12 Therefore, as God's chosen people, holy and dearly loved, clothe yourselves with compassion, kindness, humility, gentleness and patience.
13 Bear with each other and forgive whatever grievances you may have against one another. Forgive as the Lord forgave you.
14 And over all these virtues put on love, which binds them all together in perfect unity.
15 Let the peace of Christ rule in your hearts, since as members of one body you were called to peace. And be thankful.
16 Let the word of Christ dwell in you richly as you teach and admonish one another with all wisdom, and as you sing psalms, hymns and spiritual songs with gratitude in your hearts to God.
17 And whatever you do, whether in word or deed, do it all in the name of the Lord Jesus, giving thanks to God the Father through him.
Feel for others (Mainly your kids) as these verses characterise.
So in everything, do to others what you would have them do to you, for this sums up the Law and the Prophets.
This verse teaches the golden rule of do to others what you would have them do to you in everything. The least of sometimes the most we want from others is that we should be understood properly.
For this to happen we want others to give us a patient hearing and emphathise with our feelings, we through others may not agree or accept with the choices of our behaviour.
So let us do the same for others... the empathy and validation of feelings. This principle applies to handling the feelings of our children as well.

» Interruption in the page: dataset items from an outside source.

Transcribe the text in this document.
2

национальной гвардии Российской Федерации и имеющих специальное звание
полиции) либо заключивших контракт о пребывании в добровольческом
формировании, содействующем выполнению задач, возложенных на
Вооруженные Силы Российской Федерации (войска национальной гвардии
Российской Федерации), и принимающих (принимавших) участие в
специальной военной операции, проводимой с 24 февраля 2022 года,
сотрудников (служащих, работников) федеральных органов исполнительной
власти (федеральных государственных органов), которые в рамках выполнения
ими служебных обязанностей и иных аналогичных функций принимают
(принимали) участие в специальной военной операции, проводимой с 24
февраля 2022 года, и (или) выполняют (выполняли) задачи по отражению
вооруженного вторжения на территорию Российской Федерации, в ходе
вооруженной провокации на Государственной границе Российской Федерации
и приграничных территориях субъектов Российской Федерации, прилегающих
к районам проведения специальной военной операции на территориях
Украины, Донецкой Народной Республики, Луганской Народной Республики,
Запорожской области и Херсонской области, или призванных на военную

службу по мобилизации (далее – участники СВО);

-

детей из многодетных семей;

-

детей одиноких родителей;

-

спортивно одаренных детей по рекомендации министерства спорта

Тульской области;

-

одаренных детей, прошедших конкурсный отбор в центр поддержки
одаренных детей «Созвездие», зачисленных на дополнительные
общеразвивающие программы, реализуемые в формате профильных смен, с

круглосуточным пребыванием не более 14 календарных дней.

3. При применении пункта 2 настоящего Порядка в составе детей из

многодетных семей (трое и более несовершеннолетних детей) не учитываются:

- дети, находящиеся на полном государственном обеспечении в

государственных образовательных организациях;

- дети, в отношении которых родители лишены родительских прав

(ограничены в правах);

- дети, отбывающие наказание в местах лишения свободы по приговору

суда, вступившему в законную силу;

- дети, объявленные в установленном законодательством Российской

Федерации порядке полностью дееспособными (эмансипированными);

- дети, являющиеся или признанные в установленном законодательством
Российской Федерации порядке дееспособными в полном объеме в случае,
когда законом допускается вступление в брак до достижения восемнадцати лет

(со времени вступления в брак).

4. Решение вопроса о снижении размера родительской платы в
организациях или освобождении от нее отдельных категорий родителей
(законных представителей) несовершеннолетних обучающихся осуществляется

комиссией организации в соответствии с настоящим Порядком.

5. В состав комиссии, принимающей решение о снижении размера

For many parents this is confusing. They think that the two are one and the same thing, but they are acutally different. We connect with our kids when we empathise with their ups and down.
However, this does not mean that we will always agree with the behaviour that may have accompanied their feelings. For example, a child may feel sad when left out of a game between his siblings and respond by throwing temper tantrum.
We need to separate the feelings from the behaviour. As parents we need to process the feelings of rejection and empathise with our child but after that is done, we need to then voice our disapproval of his behaviour (not him or his feelings... they both are accepted) and if necessary apply an appropriate consequence for his unacceptable behaviour.
We need to communicate that there are some behaviours that are acceptable and then there are some that are not. Learn this key question, "How to talk so kids will listen and How to listen so Kids will talk".
Memorise this statement to Say to your child daily.
"I care about how you feel and I want to treat your feelings with respect".
Write one thing YOU (not your children) can change that would make your kids to connect with you on feeling, emotional level.